Is this sufficient to abolish AKI after cardiac surgery? The answer is certainly negative, since other important aspects merit considerations. First, several circumstances do not permit to hospitalize patients several days before the operation, and more importantly, emergent/urgent cases are inevitably excluded from such preventive approach. The latest are most often older patients, suffering from deteriorated preoperative cardiac and renal function; both AF risk factors as demonstrated in several studies. As a matter of fact, Medalion et al.  reported a three times higher rate of urgent operations in patients with an interval of 1 day or less between coronary angiography and surgery compared with a longer period. Second, the specific impact of the type of operation on postoperative AKI needs to be specifically addressed. It should be underlined that predictors of AKI differ among different type of surgery [1,6-16]. Patients undergoing isolated Coronary Artery Bypass Grafting (CABG) usually present the lowest incidence of AKI compared with those undergoing valve surgery with or without concomitant CABG [1-3,6-16]. Complex operations require prolonged surgery times, and prolonged CPB determines unavoidable renal alterations in blood flow by ischemia-reperfusion injury and inflammatory phenomena . The longer is the CPB duration, the greater is the detrimental effect on renal function. Therefore, delaying cardiac operations beyond 24 hours of exposure to contrast agents is mandatory in patients with complex operations (i.e. valve surgery with concomitant CABG or thoracic aorta surgery).

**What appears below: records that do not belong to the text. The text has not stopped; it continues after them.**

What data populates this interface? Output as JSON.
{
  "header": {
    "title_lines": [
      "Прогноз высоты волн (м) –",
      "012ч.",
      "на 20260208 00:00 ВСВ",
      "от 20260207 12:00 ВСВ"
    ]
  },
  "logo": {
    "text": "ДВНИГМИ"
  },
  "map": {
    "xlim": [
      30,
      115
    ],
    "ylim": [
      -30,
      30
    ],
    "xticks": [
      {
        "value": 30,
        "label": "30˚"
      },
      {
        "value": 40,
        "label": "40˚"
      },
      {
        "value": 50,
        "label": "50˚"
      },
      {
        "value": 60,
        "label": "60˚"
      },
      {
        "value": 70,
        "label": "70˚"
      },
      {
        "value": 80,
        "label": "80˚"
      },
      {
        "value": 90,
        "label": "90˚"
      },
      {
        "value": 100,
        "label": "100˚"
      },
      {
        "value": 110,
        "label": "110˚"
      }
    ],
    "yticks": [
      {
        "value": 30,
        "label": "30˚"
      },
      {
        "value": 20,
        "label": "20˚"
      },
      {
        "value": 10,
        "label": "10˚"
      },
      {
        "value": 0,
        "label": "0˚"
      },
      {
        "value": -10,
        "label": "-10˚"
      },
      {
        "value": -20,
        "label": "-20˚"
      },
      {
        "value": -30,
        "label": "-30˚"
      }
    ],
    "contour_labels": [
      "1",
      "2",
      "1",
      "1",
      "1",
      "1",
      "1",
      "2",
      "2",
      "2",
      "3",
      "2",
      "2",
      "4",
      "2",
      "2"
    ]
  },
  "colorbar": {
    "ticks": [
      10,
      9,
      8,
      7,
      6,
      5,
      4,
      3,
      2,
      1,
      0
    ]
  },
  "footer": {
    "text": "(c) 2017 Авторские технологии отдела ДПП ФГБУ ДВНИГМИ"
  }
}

Are all authors consonant with this approach? The effect of coronary angiography timing on postoperative AKI has yielded conflicting results, and the notion of delaying cardiac surgery for the purpose of renal recovery is not commonly recognized [6-16]. Some studies suggest delaying surgery>1 days of exposure to contrast agent, others extend the risk period to 5 days after angiography, and some others claim that risk of AKI is not influenced by this temporal relationship [6-16]. The above-mentioned discrepancies accounted for the heterogeneity of the enrolled populations, with reference to clinical presentations and cardiac pathologies. However, agreement exists for delaying cardiac operations beyond (at least) 24 hours of exposure to contrast agents.
In conclusion, AKI after cardiac surgery is certainly a harmful and vexing complication, leading to increased morbidity and mortality. Since delaying cardiac operations beyond 24 hours of exposure to contrast agents seems to be effective, this simple approach should be pursued.